Here are some ideas to get you started:

  • Start a book club and invite friends.
  • Keep a close eye on your local paper’s event calendar. Museums, libraries and universities offer many free events in the summer.
  • Attend free concerts. This is a perfect way to introduce new styles of music to your child without the financial risk.
  • Write, direct and star in a play. Depending on the age of your child, this production can be a simple event put together in less than an hour or an elaborate summer-long process involving the help of siblings and neighborhood kids.
  • Produce a neighborhood talent show.
  • Help others—volunteer at local hospitals, nursing homes and animal shelters.
  • Check with museums in your hometown to see if they offer discounts. If you intend to visit particular museums or nature centers frequently, consider becoming a member. The cost savings can be significant.
  • If you have a Bank of America or Merrill Lynch credit or debit card, get free tickets to participating organizations (over 150 sites in 33 states). Visit for more details
  • Ask a family member or a close friend to spend some special time with your child pursuing a shared interest.
  • Home Depot and Lowe’s offer monthly building workshops for kids ages 5-12. The projects are simple, fun and free.
  • Check out what similar offers local businesses in your community are providing.
  • Go camping in your backyard. Make it a big deal. Take a week to plan this event together and be sure to have special foods and plenty of good stories on hand.
  • Enjoy nature. Set goals. Are there 15 trails you want to hike together before the summer is through?
  • Train for a race.
  • Write a book or a song or a new computer program.
  • Create an “I love learning” festival in your neighborhood, maybe on a cul-de-sac or in your neighborhood park. Get your community involved by giving them a chance to share their knowledge and interests with others. This is a great way to connect with the community and have a lot of fun learning something new.
  • Hold an end-of-the-summer art show. Have an art auction with extended family and donate the proceeds to a charity your child learns about over the summer.
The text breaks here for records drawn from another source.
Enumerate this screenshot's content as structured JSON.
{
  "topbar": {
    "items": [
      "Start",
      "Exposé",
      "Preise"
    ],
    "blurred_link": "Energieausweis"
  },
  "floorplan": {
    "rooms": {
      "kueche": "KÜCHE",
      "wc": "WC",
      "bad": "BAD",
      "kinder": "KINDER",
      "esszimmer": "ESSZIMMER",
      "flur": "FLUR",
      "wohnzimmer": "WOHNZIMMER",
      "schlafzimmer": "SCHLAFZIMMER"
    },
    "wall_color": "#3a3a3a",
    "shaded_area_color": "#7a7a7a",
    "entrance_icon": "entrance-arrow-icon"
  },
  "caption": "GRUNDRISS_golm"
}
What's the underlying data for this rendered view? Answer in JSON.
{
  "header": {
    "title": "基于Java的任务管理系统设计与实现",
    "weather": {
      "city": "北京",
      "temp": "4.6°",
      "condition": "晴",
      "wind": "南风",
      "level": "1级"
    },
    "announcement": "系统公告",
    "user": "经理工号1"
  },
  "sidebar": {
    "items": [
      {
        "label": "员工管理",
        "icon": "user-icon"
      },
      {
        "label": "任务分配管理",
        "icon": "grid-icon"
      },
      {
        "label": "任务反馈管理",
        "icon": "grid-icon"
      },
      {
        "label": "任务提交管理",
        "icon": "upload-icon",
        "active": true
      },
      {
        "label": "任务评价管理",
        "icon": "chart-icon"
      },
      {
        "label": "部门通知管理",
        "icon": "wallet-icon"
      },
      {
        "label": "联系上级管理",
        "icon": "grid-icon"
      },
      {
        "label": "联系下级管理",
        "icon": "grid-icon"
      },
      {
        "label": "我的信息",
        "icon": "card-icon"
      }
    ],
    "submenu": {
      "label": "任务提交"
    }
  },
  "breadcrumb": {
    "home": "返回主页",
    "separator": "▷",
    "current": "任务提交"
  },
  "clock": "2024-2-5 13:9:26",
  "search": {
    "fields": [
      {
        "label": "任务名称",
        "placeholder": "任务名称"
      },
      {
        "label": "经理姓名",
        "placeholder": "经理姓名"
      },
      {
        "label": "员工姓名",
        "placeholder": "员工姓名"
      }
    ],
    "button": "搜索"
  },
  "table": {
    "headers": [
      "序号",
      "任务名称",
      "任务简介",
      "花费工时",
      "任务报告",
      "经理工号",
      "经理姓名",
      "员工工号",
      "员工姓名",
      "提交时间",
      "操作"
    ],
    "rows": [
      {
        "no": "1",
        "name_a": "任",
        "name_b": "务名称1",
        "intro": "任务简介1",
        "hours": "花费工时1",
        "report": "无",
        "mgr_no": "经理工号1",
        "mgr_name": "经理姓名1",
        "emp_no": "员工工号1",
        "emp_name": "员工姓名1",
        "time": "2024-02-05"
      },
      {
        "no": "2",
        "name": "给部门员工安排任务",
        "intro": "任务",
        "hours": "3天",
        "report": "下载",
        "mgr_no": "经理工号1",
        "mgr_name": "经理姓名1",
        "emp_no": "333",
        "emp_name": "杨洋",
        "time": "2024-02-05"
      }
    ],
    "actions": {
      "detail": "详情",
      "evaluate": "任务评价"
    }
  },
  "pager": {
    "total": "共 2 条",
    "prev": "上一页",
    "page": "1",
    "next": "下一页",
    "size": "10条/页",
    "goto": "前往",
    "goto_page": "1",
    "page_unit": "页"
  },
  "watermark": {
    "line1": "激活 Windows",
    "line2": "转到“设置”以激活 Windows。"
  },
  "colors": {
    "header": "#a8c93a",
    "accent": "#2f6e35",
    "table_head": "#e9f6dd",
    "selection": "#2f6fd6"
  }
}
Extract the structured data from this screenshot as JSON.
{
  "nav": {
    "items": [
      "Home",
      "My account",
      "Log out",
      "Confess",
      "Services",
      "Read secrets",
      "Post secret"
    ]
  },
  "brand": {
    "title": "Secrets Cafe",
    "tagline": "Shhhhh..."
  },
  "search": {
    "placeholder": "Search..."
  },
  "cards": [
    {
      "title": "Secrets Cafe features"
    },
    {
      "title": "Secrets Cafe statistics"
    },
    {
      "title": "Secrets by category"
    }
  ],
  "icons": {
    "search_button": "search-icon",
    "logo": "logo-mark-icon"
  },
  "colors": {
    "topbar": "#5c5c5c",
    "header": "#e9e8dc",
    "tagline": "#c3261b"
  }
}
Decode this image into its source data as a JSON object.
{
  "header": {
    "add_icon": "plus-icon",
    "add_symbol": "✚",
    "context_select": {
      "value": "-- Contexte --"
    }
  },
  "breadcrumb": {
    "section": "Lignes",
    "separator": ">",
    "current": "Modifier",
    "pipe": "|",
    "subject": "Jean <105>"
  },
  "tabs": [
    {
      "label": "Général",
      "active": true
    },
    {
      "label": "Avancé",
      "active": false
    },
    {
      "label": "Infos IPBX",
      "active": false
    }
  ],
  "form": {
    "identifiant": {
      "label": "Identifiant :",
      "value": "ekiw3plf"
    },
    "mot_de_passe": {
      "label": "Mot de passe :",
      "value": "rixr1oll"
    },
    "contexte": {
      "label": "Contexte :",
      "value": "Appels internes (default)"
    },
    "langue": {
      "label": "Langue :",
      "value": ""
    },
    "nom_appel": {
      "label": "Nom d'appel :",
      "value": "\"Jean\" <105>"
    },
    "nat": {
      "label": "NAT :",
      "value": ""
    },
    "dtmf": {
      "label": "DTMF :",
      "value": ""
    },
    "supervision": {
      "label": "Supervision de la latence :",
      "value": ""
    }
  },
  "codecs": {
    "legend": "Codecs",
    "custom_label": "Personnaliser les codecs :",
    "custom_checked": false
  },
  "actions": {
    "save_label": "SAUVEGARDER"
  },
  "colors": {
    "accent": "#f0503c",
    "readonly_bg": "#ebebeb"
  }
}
  • Tinker and invent amazing new things.
  • Teach the dog new tricks.
  • Plant a garden.
  • Visit the fire station and court house.
  • Connect with retired professors who share similar interests as your child.
  • Learn about astronomy and explore the night sky together.
  • Connect with others. Spend one-on-one quality time with each member of the family. Visit relatives that are nearby but that your child doesn’t often see.
  • Research your family’s genealogy and share your findings with extended family. For a list of questions to help get the process started visit
  • Visit elderly shut-ins in need of company.
  • Perform random acts of kindness.
  • Exercise


Summer learning isn’t about how much you spend, summer learning is about fun!